O mês de outubro foi, no geral, de preços
estáveis para o diesel no Brasil. Não houve variações significativas nas bombas
ao longo do mês, o que deu um pequeno alívio para quem depende diretamente do
combustível para rodar o país. No entanto, já no final de outubro e começo de
novembro, foi possível notar aumento em alguns postos, especialmente no
Nordeste. A alta foi pontual, mas mais intensa nessa região, chamando a
atenção.
Quando olhamos para os fundamentos de
formação de preço, não houve grande justificativa para aumentos relevantes. O
biodiesel, que compõe parte da mistura vendida nos postos, teve elevação no
custo, mas ainda assim sem peso suficiente para explicar as altas observadas em
campo.
Na Petrobras, nada mudou no preço do diesel
no mês, a estatal só reduziu a gasolina. E ainda bem, porque se fosse seguir os
preços de paridade de importação (PPI), o ajuste seria para cima. Hoje, o
diesel vendido pela Petrobras está abaixo do PPI, o que poderia abrir espaço
para reajuste, mas a empresa vem mantendo a estratégia de não repassar a
volatilidade do mercado internacional diretamente ao consumidor. Segundo
Claudio Schlosser, diretor de Logística, Comercialização e Mercados da
Petrobras, não há congelamento de preços nem prejuízo na rentabilidade, apenas
uma política de equilíbrio de preços frente ao mercado.
Por outro lado, a estatal segue com seu plano
de paradas programadas em refinarias, como a REVAP e a REPLAN, com um dos focos
em aumentar a capacidade de produção de diesel S10. Essa é uma movimentação
importante, pois ajuda a reduzir a dependência do diesel importado, fazendo
diferença no longo prazo.
Falando em importação, o diesel vindo de fora
teve comportamento semelhante ao nacional em outubro: ficou estável ou em leve
queda no início do mês, mas voltou a subir nas últimas semanas.
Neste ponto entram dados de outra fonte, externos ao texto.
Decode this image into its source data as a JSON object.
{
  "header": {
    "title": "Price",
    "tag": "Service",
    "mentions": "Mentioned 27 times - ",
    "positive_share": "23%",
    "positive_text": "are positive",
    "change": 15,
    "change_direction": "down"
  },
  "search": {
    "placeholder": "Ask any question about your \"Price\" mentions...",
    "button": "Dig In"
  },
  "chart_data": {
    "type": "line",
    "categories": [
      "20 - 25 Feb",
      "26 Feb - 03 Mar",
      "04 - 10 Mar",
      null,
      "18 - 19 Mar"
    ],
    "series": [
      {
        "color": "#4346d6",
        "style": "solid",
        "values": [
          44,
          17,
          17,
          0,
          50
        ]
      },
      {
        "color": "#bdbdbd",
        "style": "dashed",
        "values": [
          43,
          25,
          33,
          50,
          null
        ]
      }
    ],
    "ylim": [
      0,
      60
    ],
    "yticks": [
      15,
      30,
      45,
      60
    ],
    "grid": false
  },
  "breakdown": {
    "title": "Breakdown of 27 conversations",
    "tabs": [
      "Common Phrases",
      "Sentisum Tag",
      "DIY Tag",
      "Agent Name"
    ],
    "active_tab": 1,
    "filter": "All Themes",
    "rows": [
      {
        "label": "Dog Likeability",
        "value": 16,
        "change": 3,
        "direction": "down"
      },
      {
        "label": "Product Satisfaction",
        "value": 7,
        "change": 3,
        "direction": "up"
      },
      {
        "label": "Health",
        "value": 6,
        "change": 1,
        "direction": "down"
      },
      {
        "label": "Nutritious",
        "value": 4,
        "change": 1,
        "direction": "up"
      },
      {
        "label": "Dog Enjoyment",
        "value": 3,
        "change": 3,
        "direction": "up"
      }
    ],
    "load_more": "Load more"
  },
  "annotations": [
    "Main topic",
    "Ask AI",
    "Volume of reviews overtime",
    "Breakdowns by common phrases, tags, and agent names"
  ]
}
Coincidência?
Talvez. A verdade é que o preço do diesel importado acumula uma queda de cerca
de 12% no ano, enquanto o valor médio nas bombas brasileiras caiu apenas 1% no
mesmo período.
Os dois principais fatores que impactam o preço do diesel importado, dólar e barril de petróleo, não tiveram influência entre outubro e o começo de novembro. Mesmo com sanções recentes sobre refinarias russas, o efeito foi neutro nos preços, graças a uma combinação de oferta ainda firme e demanda global em desaceleração.
Por fim, vale lembrar o que vem pela frente: em janeiro de 2026 está previsto um novo aumento de R$0,05 no ICMS do diesel. Esse acréscimo se soma ao reajuste de R$0,06 feito em fevereiro de 2025. Ou seja, em menos de um ano, teremos um aumento acumulado de R$0,11 por litro só em ICMS, um peso direto na conta do transportador.